Al teólogo José María Castillo, doctor honoris causa por la Universidad de Granada, no le extraña que se diga que el hundimiento de la economía salvará a la religión. “Puede influir, porque sigue siendo verdad el dicho En las trincheras no hay ateos’.

“Al verse amenazada, la gente tiene una tendencia espontánea a acudir a algo superior, la Virgen o los santos. Además, la austeridad impuesta por la crisis obliga a llevar una vida menos condicionada por el consumo, enfocada hacia valores más importantes”, añade.

Las religiones clásicas (sobre todo, el cristianismo romano) crecen en Asia y África. En EE UU, el número de mezquitas se ha incrementado un 74% en los cinco últimos años. Europa, en cambio, es la única área geográfica y cultural (quizás con Canadá) donde el avance de la secularización supone una desacralización religiosa. La consecuencia es una imparable des-europeización del cristianismo pese al centralismo romano.

¿Se seculariza Europa de la mano del desarrollo económico y cultural, y América del Sur se vuelve religiosa arrastrada por la pobreza o las desigualdades sociales? No lo tiene tan claro el teólogo Juan José Tamayo, director de la Cátedra de Ciencias de las Religiones en la Universidad Carlos III de Madrid. Dice: “La funcionalidad de la religión en América Latina en relación con la pobreza es ambivalente. Depende de las tendencias. Para la teología de la liberación la pobreza no es algo natural y querido por Dios, sino un mal a combatir a través de un reparto más justo y equitativo de los bienes. Asó, la religión es fuerza de liberación de los empobrecidos y oprimidos. La religión, ¿opio? Sí, pero de la burguesía, no del pueblo. La teología de la prosperidad, desarrollada preferentemente en los movimientos pentecostales, responsabiliza a los pobres de su situación, predica el evangelio del mercado y considera la riqueza una bendición de Dios y el principal indicador de la fe”.

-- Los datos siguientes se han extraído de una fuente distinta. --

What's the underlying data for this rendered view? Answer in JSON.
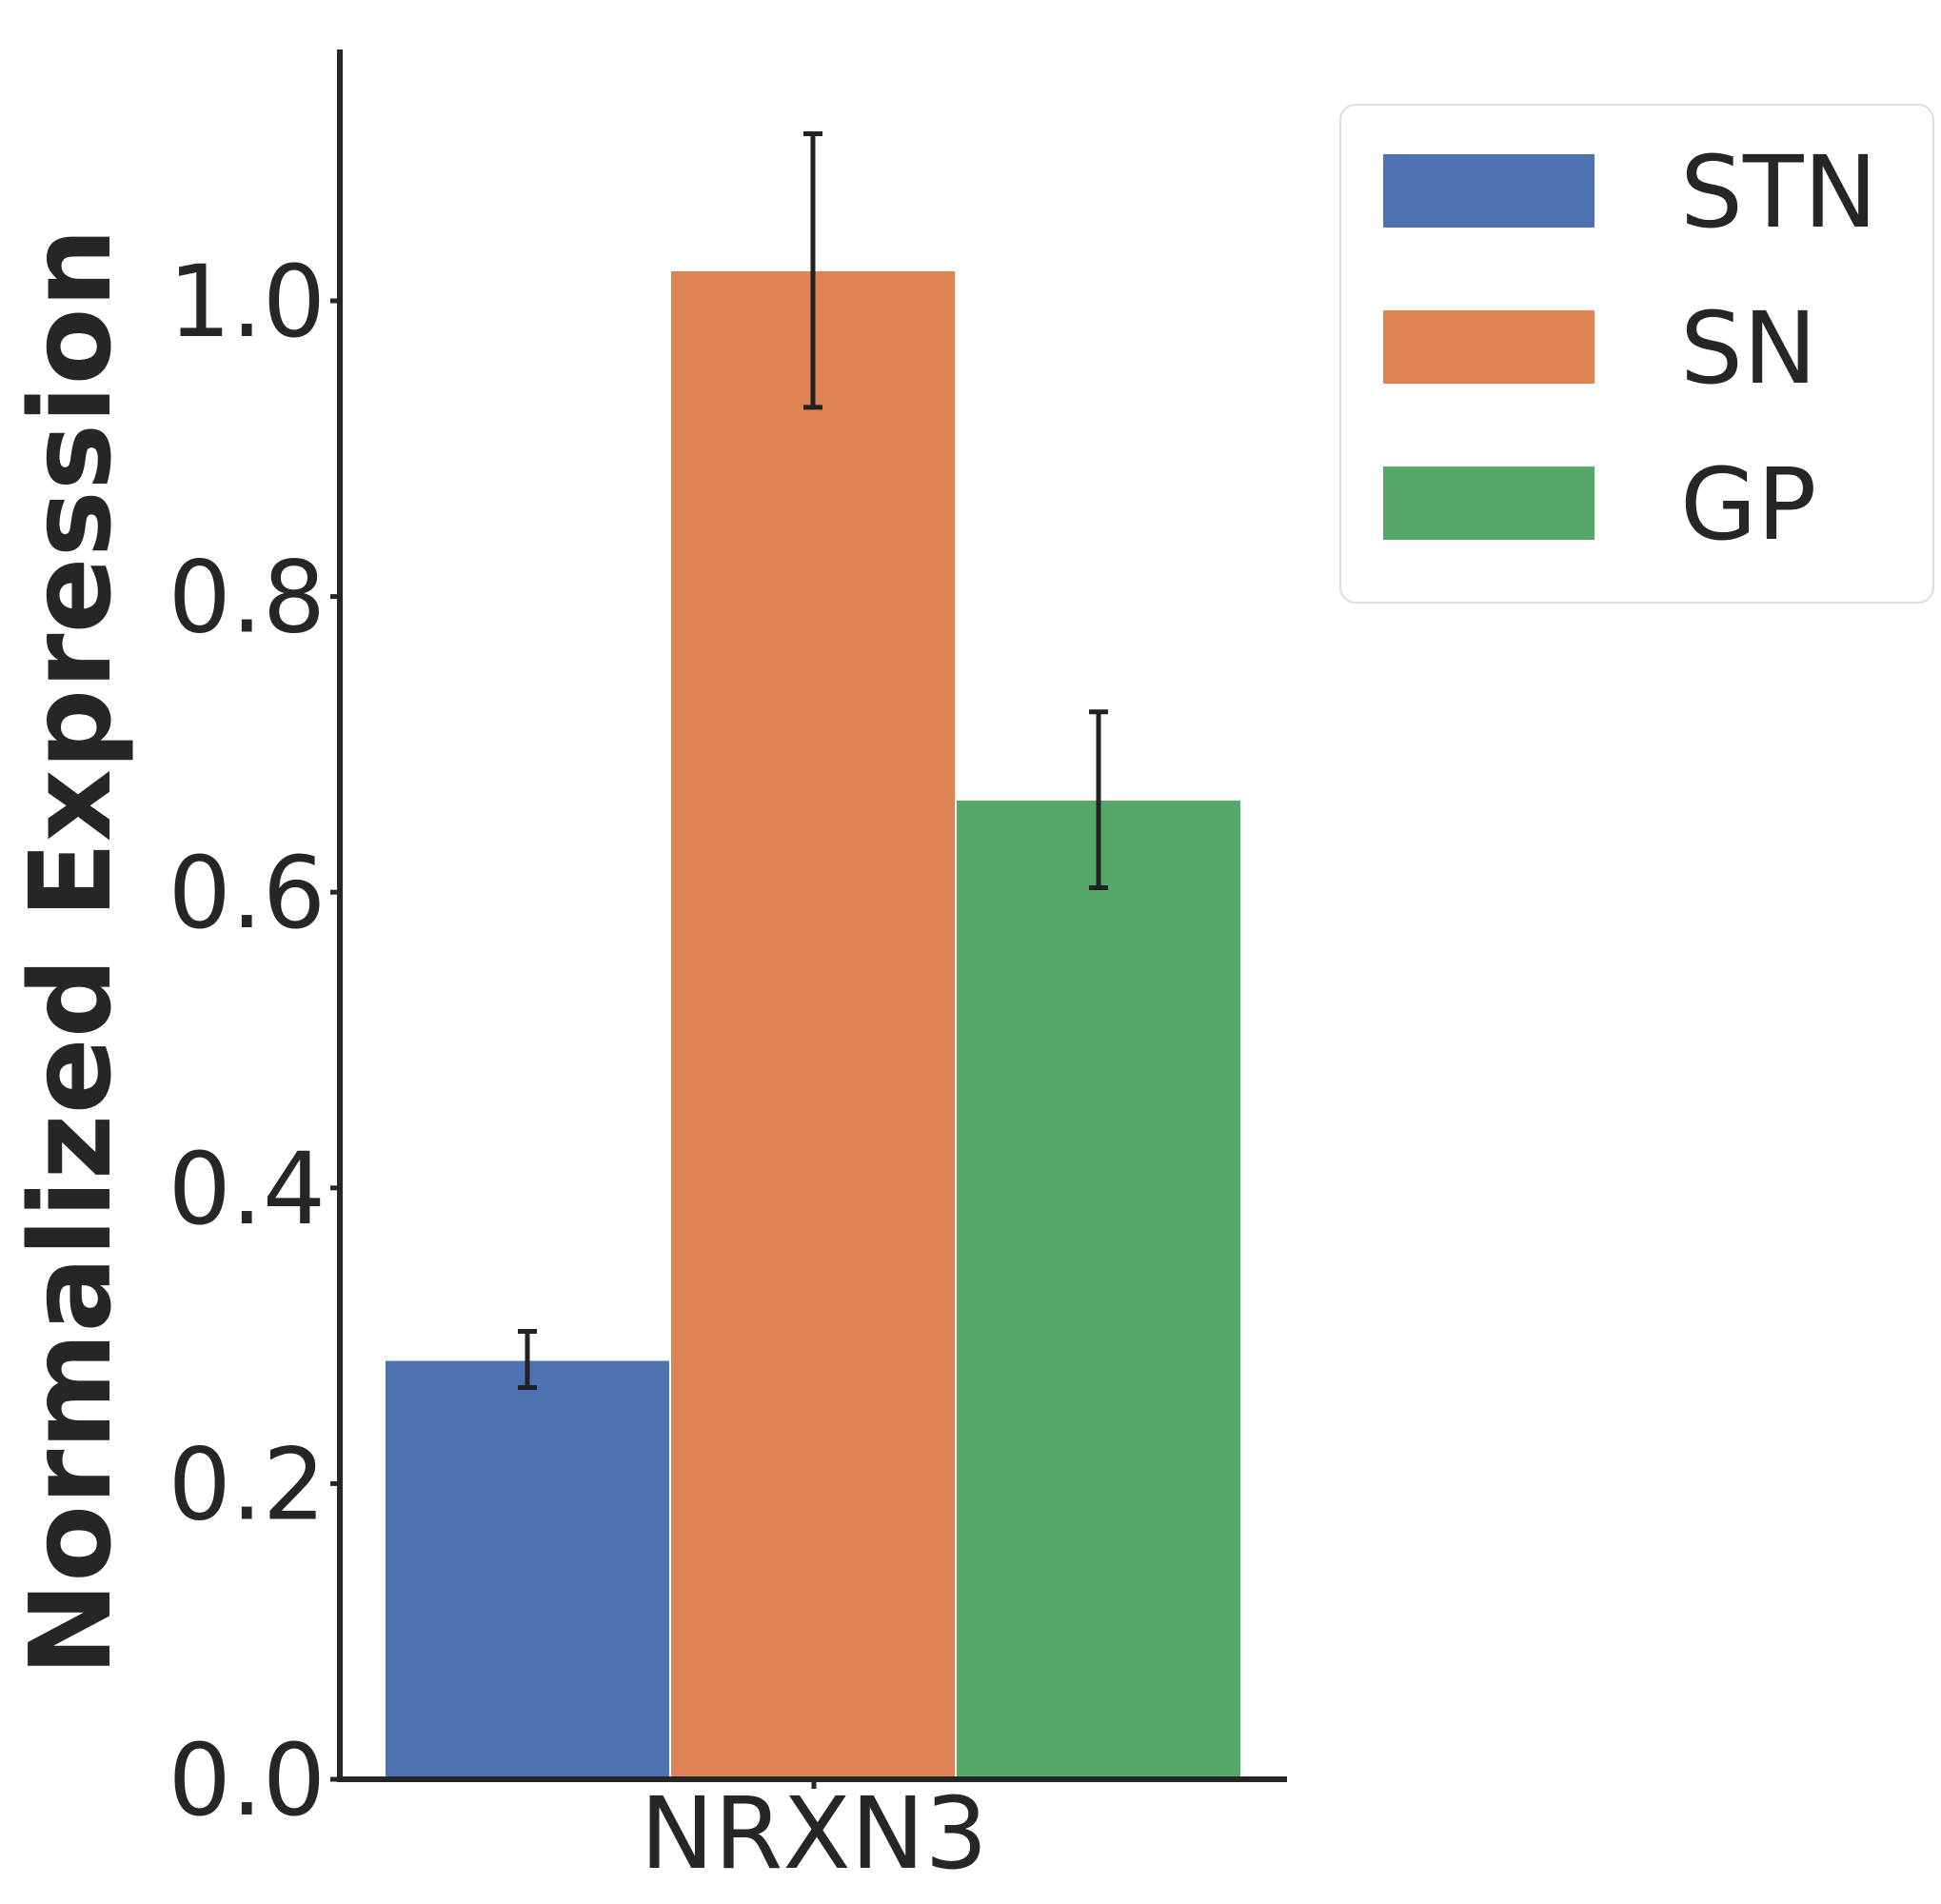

Convive entre la población el rechazo de la religión con un aumento del interés por la religión. Crece la increencia, pero crece también la credulidad, sostiene el filósofo Heleno Saña. Subraya cómo el declive de las religiones ha coincidido el pasado siglo con el florecer de grandes pensadores religiosos. Y recuerda dos ideas. Una es la advertencia de Teilhard de Chardin, en 1933: “Hemos dejado de ser contagiosos” (se refiere al catolicismo romano). La otra, 30 años más tarde, es una frase de Emmanuel Mounier: “En los vastos espacios de Occidente moderno la visión cristiana del mundo ha dejado incluso de ser combatida. Se la acepta como la religión de una época pasada que tendrá que ser tolerada durante cierto tiempo”.